U.S. Government Says it Intends to Use Section 3 of Voting Rights Act to Require Texas to Continue to Seek Pre-Clearance for Voting Changes

On July 25, U.S. Attorney General Eric Holder said that he will seek to use Section 3 of the federal Voting Rights Act against Texas. Section 3 says that, notwithstanding the coverage formula for pre-clearance, any state that has recently showed a pattern of passing or enforcing discriminatory voting practices must obtain approval from the Voting Rights Section of the U.S. Justice Department before changing any election laws or practices. See this story. This action is a reminder that just because Section 4, the formula for determining which areas of the country are subject to pre-clearance, is no longer part of the law (because of last month’s U.S. Supreme Court opinion Shelby County, Alabama v Holder), the more obscure section 3 is still in the law. Thanks to Rick Hasen for the link.

UPDATE: also on July 25, the Department of Justice, which is intervening in one of the Texas redistricting cases (Perez v State of Texas, western district of Texas, 5:11cv-360), asked that Court to apply section 3. See this brief filed by the Justice Department.

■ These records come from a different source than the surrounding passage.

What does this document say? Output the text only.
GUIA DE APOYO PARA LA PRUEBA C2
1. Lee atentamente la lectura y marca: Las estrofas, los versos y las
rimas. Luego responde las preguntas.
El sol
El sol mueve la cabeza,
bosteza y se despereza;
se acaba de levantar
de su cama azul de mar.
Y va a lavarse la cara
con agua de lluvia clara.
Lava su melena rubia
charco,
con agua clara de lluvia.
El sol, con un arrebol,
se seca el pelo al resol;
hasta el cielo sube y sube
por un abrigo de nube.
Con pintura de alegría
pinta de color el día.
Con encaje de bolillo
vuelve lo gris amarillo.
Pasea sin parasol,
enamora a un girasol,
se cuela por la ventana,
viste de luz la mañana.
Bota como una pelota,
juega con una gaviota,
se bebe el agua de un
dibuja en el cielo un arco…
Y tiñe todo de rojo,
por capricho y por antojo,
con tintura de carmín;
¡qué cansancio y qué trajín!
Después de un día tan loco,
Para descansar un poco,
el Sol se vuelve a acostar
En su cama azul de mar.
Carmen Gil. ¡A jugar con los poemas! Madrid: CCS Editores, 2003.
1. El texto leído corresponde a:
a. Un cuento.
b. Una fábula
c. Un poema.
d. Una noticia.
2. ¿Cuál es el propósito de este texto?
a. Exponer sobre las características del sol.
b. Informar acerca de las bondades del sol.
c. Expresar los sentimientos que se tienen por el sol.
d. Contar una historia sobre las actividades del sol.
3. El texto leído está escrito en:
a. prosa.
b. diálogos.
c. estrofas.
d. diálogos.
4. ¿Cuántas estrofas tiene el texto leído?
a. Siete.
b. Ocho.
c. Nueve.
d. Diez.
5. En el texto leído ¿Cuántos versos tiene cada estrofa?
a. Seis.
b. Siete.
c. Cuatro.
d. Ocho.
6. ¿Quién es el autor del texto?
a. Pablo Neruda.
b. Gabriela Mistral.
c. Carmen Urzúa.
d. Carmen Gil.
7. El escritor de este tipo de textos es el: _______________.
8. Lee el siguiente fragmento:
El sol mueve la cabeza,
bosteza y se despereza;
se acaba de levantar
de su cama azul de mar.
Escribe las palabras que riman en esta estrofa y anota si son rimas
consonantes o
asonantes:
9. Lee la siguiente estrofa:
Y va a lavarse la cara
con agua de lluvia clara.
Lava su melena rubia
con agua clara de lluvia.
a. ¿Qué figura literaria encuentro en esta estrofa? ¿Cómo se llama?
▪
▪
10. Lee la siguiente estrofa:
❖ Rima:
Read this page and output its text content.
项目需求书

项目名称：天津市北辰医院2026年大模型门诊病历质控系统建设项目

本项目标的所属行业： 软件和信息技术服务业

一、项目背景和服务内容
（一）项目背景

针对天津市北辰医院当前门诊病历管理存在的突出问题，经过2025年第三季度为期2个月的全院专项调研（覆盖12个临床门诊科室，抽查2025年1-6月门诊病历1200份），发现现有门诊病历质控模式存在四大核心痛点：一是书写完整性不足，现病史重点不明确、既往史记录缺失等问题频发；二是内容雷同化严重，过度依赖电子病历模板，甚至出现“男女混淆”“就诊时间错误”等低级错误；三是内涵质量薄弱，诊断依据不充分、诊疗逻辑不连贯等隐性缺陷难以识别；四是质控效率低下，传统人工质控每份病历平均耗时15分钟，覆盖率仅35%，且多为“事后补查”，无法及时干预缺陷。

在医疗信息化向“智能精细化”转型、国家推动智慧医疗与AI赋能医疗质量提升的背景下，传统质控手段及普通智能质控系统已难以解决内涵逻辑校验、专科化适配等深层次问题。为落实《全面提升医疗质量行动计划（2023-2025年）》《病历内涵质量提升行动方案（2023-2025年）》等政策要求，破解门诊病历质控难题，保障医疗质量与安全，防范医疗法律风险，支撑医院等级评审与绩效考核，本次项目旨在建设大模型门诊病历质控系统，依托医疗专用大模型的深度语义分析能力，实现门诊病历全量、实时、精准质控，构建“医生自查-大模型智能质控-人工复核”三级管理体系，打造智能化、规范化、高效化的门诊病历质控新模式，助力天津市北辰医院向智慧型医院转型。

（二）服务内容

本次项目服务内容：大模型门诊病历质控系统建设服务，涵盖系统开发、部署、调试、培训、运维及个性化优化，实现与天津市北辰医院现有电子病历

Arizona Supreme Court Won’t Hear Challenge to New Higher Contribution Limits for State Office

On July 24, the Arizona Supreme Court refused to hear Arizona Citizens Clean Elections Commission v Bennett, cv13-0233. This is the case in which supporters of public funding challenged new, higher campaign contribution limits for candidates who don’t participate in the public funding program. The State Supreme Court’s refusal to hear the case doesn’t mean that the case is dead. It just means that the plaintiffs must start all over again in the trial court. See this story. Thanks to Rick Hasen for the link.